A Therapeutic Layered Cake

With all the talk about the PCAST Report, I've been doing some Systems thinking on semantic interoperability in healthcare IT. Trying to put all the pieces together, I remembered Tim Berners-Lee's "Semantic Web Layer Cake".




The Semantic Web layer Cake has gone through several iterations over the years (see James Hendler's presentation on that subject). However, I think it can still be very helpful in visualizing a unified framework for addressing the challenges of semantic interoperability in Healthcare IT.

As we move to Stage 2 of Meaningful Use, I believe Clinical Decision Support (CDS) will take center stage.
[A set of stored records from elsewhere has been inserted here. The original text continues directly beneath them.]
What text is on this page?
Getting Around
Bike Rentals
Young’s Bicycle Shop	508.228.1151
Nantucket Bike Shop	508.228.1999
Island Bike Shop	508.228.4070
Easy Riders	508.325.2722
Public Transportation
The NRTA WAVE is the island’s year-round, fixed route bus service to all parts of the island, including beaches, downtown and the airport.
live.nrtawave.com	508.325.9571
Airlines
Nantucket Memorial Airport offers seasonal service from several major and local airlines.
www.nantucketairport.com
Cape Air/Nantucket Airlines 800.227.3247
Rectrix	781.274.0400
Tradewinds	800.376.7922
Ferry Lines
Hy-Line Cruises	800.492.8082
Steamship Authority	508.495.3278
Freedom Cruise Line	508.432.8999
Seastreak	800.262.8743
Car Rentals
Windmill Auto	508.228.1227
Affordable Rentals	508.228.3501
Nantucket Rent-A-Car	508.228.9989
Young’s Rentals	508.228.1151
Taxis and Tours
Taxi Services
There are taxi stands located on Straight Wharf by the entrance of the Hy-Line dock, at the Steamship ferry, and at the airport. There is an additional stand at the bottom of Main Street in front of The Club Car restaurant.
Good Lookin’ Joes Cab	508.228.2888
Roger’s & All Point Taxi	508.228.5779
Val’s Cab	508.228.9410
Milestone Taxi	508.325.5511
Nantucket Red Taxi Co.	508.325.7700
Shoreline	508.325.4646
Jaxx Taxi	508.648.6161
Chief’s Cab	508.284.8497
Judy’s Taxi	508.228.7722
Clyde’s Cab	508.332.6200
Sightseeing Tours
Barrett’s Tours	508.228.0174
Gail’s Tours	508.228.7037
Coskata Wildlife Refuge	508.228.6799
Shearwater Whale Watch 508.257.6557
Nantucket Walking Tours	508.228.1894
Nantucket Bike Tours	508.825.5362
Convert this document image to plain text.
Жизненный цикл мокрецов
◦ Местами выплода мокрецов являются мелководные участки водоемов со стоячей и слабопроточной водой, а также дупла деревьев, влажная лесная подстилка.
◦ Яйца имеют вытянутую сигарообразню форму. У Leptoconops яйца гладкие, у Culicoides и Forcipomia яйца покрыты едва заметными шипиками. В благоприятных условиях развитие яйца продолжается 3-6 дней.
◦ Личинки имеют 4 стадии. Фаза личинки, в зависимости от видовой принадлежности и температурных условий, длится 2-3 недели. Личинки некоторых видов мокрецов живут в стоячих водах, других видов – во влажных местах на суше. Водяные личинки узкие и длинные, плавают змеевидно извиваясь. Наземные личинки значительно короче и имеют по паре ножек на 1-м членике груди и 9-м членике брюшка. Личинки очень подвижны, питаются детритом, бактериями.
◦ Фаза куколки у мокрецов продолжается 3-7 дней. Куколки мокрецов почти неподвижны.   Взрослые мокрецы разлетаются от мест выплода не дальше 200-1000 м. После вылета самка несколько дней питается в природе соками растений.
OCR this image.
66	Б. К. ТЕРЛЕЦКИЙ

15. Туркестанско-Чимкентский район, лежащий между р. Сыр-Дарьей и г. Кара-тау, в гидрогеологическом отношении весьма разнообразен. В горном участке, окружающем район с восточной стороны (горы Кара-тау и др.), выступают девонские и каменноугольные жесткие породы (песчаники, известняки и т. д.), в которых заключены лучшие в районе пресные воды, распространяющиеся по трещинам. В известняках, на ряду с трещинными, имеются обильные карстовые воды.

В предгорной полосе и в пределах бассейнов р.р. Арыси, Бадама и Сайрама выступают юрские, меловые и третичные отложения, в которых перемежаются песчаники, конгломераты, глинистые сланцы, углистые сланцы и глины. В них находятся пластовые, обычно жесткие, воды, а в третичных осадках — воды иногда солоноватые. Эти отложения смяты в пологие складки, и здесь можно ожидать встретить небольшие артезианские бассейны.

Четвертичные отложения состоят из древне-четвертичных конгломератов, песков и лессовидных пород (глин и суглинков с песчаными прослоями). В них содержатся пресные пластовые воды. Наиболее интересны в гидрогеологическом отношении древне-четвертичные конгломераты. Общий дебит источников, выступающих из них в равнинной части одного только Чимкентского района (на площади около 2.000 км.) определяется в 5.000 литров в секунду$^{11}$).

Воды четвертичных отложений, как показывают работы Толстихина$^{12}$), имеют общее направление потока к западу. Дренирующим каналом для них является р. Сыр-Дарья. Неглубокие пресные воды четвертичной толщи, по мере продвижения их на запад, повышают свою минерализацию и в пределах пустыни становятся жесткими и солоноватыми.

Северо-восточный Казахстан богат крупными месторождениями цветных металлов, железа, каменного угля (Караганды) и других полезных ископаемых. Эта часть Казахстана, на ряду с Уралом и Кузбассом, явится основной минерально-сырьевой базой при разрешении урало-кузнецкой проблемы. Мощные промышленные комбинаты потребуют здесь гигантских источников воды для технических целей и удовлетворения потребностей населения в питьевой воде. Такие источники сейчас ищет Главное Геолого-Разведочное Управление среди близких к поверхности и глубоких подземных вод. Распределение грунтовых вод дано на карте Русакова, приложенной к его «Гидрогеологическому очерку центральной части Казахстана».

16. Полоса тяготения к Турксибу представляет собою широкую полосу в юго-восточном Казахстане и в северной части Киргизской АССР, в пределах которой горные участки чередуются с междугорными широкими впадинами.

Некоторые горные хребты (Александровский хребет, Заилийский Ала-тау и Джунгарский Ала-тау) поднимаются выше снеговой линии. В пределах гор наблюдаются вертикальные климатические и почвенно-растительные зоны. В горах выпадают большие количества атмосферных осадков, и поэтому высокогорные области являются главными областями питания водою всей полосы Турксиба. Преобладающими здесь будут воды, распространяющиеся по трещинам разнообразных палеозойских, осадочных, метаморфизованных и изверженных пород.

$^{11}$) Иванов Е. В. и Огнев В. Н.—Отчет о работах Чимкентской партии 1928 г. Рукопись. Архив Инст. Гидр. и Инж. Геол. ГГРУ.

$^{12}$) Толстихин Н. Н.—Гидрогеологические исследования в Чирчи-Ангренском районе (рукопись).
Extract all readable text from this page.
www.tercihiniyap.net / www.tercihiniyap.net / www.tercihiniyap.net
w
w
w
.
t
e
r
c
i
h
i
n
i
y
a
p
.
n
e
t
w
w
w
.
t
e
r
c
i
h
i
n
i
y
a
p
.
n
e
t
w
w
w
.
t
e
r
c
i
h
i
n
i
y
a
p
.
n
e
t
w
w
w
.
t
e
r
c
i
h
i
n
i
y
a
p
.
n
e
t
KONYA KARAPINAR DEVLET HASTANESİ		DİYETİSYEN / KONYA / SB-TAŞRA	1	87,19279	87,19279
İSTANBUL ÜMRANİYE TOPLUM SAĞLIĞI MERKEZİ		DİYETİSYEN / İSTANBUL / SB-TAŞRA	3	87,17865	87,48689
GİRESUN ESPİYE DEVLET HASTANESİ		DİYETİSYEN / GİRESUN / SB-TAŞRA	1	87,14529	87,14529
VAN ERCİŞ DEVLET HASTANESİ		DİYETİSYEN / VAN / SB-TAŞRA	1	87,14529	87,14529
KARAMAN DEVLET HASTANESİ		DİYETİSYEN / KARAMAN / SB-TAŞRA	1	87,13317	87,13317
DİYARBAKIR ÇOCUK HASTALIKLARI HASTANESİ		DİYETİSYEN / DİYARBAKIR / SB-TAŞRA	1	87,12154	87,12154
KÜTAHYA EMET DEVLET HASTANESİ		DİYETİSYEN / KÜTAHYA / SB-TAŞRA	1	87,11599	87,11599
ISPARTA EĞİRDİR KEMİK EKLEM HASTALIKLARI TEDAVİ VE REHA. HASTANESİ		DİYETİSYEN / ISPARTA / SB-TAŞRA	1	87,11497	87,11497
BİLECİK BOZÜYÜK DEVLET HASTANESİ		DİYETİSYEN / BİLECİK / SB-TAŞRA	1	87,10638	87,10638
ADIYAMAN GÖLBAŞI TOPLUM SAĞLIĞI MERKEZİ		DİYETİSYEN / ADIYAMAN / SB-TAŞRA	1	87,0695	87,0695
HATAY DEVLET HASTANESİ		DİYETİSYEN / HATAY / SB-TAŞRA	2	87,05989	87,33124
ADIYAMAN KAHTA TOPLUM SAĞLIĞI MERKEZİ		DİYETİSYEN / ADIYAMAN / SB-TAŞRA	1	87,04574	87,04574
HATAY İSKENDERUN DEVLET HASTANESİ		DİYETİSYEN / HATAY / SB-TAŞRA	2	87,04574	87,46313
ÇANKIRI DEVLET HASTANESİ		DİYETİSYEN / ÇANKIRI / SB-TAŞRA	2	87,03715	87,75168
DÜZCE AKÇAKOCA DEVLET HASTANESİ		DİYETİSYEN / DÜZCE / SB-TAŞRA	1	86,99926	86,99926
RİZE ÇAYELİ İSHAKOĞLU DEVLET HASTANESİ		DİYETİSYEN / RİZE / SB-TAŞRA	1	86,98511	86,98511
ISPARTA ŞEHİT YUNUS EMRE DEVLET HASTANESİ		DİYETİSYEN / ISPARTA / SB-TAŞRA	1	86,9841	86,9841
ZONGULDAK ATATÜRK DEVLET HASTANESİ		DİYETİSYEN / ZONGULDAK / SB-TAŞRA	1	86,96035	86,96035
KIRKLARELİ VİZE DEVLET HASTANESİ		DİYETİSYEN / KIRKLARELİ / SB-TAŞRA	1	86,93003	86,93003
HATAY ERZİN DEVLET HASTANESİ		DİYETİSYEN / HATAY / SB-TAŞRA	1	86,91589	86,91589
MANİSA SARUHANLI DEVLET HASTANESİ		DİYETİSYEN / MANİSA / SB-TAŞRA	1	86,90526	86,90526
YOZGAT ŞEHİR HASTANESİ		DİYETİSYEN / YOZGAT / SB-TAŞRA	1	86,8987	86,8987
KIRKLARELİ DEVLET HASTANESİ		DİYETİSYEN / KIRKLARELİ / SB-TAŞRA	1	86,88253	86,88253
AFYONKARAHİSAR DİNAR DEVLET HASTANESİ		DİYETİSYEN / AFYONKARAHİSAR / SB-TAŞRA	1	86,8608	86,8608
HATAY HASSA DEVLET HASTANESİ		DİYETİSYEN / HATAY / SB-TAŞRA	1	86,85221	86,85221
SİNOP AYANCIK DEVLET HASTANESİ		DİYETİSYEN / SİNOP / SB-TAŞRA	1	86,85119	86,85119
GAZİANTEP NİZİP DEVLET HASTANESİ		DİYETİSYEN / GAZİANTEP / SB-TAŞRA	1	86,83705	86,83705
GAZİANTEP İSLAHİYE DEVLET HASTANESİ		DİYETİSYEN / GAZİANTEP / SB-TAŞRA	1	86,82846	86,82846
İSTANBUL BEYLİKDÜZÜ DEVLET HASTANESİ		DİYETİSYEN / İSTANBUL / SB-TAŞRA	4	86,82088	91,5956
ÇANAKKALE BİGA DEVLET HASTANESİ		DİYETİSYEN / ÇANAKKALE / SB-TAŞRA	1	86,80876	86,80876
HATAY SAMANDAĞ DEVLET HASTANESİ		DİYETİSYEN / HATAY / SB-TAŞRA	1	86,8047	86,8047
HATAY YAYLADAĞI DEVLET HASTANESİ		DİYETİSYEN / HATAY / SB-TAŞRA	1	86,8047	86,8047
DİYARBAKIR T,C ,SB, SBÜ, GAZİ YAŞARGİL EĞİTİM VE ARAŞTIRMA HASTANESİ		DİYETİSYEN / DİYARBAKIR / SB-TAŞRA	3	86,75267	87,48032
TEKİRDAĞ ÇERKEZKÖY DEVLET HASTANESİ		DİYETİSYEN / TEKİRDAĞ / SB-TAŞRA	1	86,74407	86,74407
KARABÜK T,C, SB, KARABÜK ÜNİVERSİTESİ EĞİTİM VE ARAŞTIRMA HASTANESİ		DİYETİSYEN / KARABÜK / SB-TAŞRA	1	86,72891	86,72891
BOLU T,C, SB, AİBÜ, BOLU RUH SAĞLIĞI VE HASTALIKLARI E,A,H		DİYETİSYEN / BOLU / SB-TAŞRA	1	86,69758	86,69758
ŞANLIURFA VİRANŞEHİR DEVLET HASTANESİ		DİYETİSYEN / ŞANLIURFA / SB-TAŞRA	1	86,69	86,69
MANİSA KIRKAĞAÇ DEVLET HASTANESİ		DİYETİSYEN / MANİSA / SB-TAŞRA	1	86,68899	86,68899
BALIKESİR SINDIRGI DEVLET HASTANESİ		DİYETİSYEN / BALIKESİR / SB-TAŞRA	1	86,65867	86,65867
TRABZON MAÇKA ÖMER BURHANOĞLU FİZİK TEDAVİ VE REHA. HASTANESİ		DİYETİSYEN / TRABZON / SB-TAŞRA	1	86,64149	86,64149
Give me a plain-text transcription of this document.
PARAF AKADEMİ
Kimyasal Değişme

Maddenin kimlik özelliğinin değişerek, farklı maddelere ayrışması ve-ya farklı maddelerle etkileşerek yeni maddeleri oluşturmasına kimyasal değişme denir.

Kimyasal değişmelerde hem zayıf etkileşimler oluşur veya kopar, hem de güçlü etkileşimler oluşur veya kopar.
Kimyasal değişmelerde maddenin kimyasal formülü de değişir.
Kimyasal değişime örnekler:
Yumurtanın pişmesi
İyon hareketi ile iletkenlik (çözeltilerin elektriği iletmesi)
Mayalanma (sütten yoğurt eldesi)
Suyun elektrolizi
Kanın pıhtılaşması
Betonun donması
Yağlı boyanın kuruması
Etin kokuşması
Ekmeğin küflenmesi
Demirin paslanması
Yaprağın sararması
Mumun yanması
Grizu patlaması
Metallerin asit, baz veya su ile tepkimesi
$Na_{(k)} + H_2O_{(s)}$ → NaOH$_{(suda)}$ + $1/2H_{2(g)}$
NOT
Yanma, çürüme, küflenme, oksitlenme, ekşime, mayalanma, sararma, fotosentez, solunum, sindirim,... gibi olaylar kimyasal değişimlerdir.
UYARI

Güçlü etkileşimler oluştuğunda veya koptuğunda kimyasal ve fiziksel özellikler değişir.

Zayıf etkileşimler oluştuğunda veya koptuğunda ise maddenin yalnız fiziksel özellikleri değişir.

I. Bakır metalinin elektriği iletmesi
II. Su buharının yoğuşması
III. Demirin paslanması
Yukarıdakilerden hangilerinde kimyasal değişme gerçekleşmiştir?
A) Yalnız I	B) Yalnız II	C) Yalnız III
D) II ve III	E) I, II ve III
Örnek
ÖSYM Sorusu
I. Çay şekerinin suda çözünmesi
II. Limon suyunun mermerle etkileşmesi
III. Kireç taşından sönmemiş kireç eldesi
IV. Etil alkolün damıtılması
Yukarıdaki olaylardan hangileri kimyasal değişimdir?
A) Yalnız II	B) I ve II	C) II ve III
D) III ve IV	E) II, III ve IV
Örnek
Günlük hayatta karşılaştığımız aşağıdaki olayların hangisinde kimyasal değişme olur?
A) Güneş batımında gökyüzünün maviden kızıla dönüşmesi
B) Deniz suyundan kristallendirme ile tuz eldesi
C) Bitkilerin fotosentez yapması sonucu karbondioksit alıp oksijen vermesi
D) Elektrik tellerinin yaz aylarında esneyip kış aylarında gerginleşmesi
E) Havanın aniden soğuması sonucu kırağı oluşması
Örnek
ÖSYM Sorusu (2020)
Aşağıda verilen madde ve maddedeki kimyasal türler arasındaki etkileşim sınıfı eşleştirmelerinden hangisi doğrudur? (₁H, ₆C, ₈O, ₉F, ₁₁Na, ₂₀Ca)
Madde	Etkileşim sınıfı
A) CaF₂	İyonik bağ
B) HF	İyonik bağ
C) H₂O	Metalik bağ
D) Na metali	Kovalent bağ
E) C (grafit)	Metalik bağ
Beyond currently used XML-based data structures (such as HL7 v3 messages), this will put an increased emphasis on medical terminologies, ontologies, and knowledge representation in OWL. For example, ICD-11 is being developed using OWL to allow consistency checking and linking to other biomedical terminologies and ontologies. Equally important to knowledge representation, but not shown in the layer cake above is the Simple Knowledge Organization System (SKOS) specification.

In a report entitled "Semantic Interoperability Deployment and Research Roadmap", Alan Rector summarized the difference between the notions of ontology, knowledge representation, and data model:

  • Ontology – A representation of what is universally true, including what is true by definition

  • Knowledge Representation or "Background knowledge resource" – a representation of what is generally true, or widely known to be true in some specific instance. In general, the knowledge representation is formulated in terms of and indexed by the Ontology.

  • Information model or Data model a model of how information is structured in a given software system, message, or electronic health record. In general, the data structures carry codes for the ontology as their content.

Clinical guidelines are published in the form of narrative text, sometimes with an evaluation algorithm. The translation of those guidelines into an executable representation is a complex and costly process. Several formalisms and standards have been proposed such as the Arden Syntax, GLIF, GELLO, and GEM. However, none of these standards has been widely adopted. Developed with inputs from the Business Rules, Logic Programming, and Semantic Web communities, the W3C Rule Interchange Format (RIF) can help with the interchange of executable Clinical Decision Support (CDS) rules in addition to adding reasoning capabilities to patient records. This example shows how decision support rules could be exchanged between two rules engines (Drools and Jess) using the RIF PRD syntax, a standard XML serialization format for production rule languages.

Existing patient records marked up in XML HITSP C32 or ASTM CCR can be lifted into RDF statements (with XSLT or XQuery for example) and queried using SPARQL.

Proof, Trust, and Cryptography are being currently addressed by various standards and specifications in the healthcare industry notably the OASIS Cross-Enterprise Security and Privacy Authorization (XSPA) Profiles of XACML, SAML, and WS-Trust.

On the User Interface side, I see HTML5 giving both Flex and Silverlight a run for their money in the next few years. This will be driven in part by the demand for mobile health (mHealth).